College majors offering best, worst employment prospects

While a bachelor’s degree is largely viewed as a prerequisite for a lucrative career, almost half of college grads are missing out on the related benefits by falling into careers that don't require one.

More than four-in-10, or 43 percent, of college grads were underemployed in their first job, according to a study by Burning Glass Technologies. The average salary for a bachelor’s degree holder is about $46,000 – but those with degrees who worked in a career that didn't necessitate one earn about $36,000.

Underemployment has long-term implications for those workers’ futures.

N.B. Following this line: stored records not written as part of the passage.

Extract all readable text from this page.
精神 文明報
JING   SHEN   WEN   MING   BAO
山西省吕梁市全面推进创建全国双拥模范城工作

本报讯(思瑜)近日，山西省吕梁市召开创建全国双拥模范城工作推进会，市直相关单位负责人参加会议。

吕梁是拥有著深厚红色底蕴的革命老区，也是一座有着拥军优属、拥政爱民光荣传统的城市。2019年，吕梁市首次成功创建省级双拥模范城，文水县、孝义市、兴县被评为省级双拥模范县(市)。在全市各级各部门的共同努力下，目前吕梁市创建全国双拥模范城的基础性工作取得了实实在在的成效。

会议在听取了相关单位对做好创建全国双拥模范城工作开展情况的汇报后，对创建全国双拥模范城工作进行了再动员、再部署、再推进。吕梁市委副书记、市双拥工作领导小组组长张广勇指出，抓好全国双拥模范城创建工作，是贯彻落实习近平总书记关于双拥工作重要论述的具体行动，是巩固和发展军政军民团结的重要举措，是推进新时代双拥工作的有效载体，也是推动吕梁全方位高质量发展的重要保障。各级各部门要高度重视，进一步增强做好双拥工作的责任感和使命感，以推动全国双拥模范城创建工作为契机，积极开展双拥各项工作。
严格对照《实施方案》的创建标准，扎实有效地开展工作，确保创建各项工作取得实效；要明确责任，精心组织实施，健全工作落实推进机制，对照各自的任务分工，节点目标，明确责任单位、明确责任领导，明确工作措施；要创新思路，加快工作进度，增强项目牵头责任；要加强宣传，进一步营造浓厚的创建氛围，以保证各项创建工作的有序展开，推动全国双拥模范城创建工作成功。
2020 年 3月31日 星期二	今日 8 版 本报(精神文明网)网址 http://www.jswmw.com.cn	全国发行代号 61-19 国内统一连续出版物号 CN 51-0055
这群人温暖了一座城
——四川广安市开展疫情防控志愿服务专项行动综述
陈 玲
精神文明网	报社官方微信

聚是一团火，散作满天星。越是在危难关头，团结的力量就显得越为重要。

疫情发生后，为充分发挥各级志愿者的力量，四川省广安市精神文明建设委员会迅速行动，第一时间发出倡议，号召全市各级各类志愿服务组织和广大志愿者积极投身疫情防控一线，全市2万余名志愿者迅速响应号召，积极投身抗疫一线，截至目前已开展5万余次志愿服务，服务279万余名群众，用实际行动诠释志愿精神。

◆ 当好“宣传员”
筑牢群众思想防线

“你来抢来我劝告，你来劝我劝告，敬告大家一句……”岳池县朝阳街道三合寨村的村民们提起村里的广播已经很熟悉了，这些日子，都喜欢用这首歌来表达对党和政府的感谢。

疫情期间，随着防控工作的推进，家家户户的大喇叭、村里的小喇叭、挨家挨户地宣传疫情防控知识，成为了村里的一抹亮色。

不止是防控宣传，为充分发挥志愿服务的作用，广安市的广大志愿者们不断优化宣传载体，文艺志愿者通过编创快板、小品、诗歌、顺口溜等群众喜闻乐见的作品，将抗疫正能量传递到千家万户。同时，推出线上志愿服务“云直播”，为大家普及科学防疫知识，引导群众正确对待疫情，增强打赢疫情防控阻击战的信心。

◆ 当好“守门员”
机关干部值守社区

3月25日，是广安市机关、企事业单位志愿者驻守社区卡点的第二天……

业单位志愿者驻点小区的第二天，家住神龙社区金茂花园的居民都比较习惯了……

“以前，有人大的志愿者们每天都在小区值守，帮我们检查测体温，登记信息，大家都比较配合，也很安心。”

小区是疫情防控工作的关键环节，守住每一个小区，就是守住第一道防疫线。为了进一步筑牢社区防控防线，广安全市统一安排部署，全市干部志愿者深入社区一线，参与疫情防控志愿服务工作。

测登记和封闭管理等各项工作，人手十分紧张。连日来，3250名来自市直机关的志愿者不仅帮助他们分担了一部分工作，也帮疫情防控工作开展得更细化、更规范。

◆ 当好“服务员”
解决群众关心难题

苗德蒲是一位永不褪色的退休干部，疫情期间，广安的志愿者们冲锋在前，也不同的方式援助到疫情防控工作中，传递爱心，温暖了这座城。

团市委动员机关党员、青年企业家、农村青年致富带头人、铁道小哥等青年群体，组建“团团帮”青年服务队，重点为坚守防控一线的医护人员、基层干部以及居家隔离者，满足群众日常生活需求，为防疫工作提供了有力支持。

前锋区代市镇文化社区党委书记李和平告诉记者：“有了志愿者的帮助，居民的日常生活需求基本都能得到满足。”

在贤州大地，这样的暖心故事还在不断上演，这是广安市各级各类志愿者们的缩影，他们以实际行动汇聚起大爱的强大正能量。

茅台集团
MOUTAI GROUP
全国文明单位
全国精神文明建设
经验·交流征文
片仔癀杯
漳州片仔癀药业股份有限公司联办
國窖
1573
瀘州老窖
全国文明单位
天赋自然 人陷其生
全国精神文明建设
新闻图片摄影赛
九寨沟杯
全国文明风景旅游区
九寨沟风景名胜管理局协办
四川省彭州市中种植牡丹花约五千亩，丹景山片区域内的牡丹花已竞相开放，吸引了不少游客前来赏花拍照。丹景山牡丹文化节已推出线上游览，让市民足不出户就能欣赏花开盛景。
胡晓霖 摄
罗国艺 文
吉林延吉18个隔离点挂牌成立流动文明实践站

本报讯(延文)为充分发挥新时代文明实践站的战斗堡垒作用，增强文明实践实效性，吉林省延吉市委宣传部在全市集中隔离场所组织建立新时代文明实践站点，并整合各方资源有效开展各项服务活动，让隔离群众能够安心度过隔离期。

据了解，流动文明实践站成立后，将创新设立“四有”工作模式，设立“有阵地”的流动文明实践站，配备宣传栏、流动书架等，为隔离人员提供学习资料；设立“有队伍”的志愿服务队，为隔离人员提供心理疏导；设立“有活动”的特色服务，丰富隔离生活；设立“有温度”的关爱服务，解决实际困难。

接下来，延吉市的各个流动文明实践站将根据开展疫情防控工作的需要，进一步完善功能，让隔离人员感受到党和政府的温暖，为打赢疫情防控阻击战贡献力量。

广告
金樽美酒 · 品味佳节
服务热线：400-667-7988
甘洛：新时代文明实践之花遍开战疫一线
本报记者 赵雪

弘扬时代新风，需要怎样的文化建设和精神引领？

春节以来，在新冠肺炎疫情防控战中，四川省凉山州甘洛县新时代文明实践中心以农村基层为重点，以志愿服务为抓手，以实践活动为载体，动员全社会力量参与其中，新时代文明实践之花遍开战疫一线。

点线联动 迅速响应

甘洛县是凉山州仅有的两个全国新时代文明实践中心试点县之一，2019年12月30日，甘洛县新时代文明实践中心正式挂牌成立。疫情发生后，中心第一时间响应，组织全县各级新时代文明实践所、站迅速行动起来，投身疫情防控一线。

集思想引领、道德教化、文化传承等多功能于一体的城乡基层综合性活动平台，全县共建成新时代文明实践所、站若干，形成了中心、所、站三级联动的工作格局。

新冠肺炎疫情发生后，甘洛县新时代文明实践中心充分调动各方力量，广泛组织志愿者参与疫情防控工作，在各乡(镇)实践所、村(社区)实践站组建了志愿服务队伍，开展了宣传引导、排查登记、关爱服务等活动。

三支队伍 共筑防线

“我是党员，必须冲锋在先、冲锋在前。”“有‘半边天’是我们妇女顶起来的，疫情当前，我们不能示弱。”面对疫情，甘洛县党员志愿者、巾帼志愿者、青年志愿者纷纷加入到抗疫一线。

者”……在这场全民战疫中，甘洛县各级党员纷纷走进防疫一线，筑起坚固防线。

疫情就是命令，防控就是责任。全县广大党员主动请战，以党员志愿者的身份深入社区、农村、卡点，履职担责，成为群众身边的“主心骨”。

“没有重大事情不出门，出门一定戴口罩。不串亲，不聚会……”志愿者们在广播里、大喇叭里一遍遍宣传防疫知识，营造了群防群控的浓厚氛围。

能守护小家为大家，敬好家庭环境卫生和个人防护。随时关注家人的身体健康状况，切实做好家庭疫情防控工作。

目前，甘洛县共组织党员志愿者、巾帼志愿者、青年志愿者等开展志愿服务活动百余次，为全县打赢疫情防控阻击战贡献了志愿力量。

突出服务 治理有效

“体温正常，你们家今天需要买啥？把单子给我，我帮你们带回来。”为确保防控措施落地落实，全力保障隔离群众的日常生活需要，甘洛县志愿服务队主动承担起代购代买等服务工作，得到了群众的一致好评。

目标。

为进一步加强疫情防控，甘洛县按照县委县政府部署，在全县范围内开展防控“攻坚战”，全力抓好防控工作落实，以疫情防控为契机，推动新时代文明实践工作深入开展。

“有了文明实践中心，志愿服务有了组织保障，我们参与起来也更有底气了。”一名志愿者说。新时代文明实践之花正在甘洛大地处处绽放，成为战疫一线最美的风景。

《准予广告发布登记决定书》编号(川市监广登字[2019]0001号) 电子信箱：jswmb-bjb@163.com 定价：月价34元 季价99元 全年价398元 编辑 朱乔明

College students who are underemployed within their first year of graduating are likely to still be underemployed 10 years later, the study found, with that trend being even more pronounced among women. Of those who were underemployed in their first year of work, about 66 percent were still stuck in that cycle a decade later. Foregone earnings totaled nearly $150,000 throughout the first 15 years of their careers.

So how can grads avoid falling into the underemployment trap? Strada Institute and Burning Glass Technologies found that which major a student chooses can greatly impact employment prospects.

STEM majors, for example, account for just 15 percent of underemployed grads. Engineering, computer and information sciences, library science, communications and journalism, mathematics and statistics, as well as communications technologies carried the least underemployment risks.

On the other hand, studies in homeland security, law enforcement and firefighting carried a 65 percent chance of landing a job below college level. Human sciences, liberal arts and sciences and fitness studies were also high-risk majors. One reason is because of saturation in these sections of the job market, which the report notes makes it more difficult for candidates to distinguish themselves to employers.

Liberal arts majors accounted for 23 percent of underemployed grads.

If you have majored in one of the areas with higher underemployment projections, there are ways to boost prospects, including acquiring specific workplace skills and selecting a high-demand specializations – like specializing in finance as a business major. Holding an internship can also aid the post-college job hunt.

Holding a bachelor’s degree does open up employment opportunities, nonetheless. According to a recent study from Georgetown University, jobs that require a bachelor’s degree, including doctors, accountants, lawyers and engineers, account for more than half of all “good” job openings, jumping more than 18 percent between 1991 and 2016.